FIG. 1 is a block diagram showing the configuration of an embodiment of a thermal printer according to the present invention, FIG. 2 is a flowchart showing a temperature detection routine by the CPU of FIG. 1, and FIG. 3 is a recording by the CPU of FIG. 1. FIG. 3 is a flowchart showing energization control operation. l...CPU 2...Driver 3...
・Monostable multivibrator 5...Transistor 7...Temperature sensor 8...

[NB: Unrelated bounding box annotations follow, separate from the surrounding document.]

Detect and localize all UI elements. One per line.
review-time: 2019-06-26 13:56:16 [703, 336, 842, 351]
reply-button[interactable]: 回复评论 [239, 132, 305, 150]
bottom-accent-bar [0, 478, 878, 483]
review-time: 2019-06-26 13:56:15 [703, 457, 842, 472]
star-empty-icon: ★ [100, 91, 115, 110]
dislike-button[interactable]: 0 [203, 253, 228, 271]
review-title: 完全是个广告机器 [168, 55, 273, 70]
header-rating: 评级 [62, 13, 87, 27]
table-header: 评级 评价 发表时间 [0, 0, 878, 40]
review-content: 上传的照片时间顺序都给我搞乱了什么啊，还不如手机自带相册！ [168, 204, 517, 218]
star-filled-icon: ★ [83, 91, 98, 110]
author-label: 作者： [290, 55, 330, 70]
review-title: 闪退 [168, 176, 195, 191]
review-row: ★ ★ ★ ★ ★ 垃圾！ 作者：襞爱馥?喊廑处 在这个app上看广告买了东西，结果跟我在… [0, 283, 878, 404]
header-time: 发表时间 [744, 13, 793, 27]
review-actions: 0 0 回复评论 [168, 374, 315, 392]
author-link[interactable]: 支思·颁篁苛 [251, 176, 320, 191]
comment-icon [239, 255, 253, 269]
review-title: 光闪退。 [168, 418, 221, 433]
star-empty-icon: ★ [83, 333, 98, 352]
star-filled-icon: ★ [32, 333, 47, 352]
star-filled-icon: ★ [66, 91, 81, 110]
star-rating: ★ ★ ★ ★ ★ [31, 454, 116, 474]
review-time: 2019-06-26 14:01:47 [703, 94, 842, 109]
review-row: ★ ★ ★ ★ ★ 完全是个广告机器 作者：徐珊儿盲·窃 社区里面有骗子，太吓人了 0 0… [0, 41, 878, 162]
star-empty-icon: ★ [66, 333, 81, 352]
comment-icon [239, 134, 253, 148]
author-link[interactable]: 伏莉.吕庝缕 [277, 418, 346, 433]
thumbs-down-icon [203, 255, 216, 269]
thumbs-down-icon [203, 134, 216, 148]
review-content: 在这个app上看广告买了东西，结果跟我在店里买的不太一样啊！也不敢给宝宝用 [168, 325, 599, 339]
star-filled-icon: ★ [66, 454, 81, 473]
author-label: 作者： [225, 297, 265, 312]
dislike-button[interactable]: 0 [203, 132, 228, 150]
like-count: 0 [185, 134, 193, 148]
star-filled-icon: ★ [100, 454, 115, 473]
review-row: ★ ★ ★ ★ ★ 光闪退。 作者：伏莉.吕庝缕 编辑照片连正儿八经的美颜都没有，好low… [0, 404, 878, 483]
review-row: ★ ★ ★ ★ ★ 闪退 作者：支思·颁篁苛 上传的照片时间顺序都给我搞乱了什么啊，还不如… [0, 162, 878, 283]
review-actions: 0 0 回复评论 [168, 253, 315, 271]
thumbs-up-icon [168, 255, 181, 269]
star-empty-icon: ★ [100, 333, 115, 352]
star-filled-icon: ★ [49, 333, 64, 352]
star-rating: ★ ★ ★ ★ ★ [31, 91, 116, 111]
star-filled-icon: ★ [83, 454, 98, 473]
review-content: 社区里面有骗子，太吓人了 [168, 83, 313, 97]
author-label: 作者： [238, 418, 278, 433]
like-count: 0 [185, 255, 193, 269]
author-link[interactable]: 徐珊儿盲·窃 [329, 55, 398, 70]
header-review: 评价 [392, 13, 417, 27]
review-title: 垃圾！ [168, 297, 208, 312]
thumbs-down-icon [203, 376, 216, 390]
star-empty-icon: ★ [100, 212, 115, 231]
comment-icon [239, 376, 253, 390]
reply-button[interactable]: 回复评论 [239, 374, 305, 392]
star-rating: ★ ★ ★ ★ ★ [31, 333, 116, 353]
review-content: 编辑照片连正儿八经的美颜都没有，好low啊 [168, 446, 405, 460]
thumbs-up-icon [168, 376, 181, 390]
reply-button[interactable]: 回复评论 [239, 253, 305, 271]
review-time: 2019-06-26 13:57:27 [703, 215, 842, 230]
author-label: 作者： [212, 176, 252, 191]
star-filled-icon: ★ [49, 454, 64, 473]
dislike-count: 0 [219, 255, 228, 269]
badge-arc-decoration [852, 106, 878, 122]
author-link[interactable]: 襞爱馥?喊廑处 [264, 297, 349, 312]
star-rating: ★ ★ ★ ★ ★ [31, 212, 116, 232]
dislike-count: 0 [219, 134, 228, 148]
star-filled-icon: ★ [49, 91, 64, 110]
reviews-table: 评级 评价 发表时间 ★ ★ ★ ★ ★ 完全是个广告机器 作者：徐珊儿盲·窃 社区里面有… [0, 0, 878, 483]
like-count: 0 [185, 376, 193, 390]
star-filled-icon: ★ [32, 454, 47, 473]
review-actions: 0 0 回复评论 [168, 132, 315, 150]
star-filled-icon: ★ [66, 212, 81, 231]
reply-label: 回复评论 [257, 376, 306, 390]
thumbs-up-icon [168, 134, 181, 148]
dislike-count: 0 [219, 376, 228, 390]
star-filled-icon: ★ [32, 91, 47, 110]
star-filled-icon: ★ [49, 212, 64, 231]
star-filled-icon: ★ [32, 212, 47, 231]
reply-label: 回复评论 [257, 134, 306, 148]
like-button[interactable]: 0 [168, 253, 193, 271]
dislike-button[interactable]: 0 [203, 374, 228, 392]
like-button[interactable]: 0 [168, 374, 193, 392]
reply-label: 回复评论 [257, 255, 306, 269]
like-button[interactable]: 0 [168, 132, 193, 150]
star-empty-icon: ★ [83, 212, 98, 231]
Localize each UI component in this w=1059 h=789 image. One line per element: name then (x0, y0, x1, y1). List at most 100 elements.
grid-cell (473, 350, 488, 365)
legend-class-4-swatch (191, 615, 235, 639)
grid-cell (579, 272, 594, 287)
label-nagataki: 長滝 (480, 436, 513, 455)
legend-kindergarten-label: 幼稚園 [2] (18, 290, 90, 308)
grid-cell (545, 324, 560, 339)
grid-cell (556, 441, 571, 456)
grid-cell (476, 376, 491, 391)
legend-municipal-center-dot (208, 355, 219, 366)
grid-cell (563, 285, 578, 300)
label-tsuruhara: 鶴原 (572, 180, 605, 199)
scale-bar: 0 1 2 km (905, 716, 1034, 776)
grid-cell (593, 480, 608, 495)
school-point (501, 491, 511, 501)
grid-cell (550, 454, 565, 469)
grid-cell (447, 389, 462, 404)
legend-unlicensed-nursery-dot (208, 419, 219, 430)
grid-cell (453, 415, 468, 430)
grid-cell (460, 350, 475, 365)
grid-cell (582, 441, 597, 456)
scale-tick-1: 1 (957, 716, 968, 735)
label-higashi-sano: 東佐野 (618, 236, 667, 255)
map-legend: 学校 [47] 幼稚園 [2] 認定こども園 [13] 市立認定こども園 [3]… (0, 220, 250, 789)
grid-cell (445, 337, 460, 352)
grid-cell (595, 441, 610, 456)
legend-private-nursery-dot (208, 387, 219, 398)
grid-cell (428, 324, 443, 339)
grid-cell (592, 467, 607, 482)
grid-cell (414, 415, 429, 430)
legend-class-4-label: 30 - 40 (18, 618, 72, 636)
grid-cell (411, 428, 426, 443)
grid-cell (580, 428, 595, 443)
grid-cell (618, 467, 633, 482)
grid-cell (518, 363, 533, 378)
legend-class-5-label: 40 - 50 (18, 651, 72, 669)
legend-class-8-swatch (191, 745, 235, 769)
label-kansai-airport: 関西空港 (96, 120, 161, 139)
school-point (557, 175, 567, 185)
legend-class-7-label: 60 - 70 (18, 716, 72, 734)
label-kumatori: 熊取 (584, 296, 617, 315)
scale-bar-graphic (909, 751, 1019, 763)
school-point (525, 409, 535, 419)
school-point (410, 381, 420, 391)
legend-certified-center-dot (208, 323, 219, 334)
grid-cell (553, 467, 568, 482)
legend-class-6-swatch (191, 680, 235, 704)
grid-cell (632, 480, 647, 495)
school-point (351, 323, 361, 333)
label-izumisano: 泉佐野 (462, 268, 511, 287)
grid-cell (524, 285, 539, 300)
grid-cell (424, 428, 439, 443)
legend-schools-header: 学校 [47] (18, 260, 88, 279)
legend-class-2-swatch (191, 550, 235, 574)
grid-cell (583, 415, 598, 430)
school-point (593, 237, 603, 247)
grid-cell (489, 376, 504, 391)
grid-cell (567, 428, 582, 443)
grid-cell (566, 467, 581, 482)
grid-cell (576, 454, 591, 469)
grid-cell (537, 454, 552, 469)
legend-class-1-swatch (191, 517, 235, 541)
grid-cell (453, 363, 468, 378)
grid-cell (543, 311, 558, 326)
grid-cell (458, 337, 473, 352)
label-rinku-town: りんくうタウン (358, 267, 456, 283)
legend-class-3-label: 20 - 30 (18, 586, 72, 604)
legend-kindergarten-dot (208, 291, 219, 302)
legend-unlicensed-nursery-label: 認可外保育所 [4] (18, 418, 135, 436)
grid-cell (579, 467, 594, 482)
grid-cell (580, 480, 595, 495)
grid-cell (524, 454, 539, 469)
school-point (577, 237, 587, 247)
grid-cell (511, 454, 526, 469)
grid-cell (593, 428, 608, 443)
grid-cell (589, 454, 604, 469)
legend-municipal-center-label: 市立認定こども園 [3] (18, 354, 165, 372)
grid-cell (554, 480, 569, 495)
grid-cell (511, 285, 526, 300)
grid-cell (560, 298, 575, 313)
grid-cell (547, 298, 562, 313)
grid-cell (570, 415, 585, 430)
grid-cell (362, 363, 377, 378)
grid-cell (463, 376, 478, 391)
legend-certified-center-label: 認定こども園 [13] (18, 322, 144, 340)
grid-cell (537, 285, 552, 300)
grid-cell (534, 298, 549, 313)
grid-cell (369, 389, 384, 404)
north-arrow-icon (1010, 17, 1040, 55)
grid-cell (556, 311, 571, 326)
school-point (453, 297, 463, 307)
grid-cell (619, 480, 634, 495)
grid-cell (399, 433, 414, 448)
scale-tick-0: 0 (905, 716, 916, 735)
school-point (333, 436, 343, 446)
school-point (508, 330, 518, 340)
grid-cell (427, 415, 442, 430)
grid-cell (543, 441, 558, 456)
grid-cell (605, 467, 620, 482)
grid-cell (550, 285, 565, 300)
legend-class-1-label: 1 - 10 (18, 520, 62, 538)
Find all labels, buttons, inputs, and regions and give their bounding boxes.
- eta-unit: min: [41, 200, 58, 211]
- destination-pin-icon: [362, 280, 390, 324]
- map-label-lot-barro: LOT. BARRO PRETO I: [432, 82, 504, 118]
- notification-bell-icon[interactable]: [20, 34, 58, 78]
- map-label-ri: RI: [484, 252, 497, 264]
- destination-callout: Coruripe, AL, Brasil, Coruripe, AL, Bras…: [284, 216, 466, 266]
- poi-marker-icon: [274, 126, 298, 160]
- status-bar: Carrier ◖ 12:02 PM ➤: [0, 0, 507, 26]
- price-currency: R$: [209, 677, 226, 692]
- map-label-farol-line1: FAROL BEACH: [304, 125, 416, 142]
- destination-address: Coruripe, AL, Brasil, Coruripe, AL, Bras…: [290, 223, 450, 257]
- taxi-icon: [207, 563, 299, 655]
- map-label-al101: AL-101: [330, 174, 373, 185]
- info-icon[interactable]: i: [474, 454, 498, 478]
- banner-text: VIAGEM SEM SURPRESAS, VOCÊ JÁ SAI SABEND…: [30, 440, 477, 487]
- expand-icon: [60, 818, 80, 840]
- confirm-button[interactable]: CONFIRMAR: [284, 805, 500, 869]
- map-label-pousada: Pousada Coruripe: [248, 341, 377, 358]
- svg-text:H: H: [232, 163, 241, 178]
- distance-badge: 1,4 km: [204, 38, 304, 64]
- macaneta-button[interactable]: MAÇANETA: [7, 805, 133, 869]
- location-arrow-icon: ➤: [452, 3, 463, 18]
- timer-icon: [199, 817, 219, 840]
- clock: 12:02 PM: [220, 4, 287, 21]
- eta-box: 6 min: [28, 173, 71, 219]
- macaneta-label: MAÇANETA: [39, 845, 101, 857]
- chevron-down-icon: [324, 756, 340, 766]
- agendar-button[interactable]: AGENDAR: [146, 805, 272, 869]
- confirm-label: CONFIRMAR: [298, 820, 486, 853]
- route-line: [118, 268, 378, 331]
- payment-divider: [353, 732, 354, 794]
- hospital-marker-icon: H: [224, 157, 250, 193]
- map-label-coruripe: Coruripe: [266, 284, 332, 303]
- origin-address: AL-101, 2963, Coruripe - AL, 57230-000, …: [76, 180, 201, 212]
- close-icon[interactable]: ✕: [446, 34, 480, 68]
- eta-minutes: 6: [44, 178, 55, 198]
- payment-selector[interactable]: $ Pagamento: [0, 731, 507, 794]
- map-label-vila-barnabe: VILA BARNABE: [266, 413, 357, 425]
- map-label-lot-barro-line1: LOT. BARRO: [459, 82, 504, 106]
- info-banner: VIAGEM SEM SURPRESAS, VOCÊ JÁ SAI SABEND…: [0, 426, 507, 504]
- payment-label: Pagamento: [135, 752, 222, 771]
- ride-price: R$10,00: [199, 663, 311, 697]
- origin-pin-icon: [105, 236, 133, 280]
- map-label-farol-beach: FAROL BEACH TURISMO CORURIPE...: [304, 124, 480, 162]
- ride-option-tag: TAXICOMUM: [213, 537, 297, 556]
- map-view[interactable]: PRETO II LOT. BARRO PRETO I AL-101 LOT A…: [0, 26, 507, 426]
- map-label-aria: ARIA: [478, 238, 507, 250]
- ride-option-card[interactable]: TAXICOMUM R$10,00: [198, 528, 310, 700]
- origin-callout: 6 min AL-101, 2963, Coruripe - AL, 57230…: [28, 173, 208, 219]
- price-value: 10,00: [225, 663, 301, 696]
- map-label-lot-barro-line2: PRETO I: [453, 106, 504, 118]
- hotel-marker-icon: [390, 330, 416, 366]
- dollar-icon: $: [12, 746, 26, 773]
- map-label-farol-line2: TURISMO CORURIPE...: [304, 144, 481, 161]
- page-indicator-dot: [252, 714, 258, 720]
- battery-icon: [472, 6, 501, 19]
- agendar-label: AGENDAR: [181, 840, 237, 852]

Thermal head ice Figure 2 Figure 3

Claims (1)

[Scope of Claims] 1) In a recording apparatus in which a driving time of a recording head is determined according to an ambient temperature obtained by a temperature detecting means, means for outputting the ambient temperature detected by the temperature detecting means as a time amount; The output of the time amount output means is measured, the ambient temperature is recognized according to the temperature detection characteristics of the temperature detection means, and the driving time of the recording head is determined based on the recognized atmospheric temperature from the recording head temperature to the recording density characteristics. A recording device characterized in that it is provided with a control means for determining. 2) The time amount output means is composed of a monostable multivibrator, and the output of the monostable multivibrator controls turning on and off of the recording head. Recording device.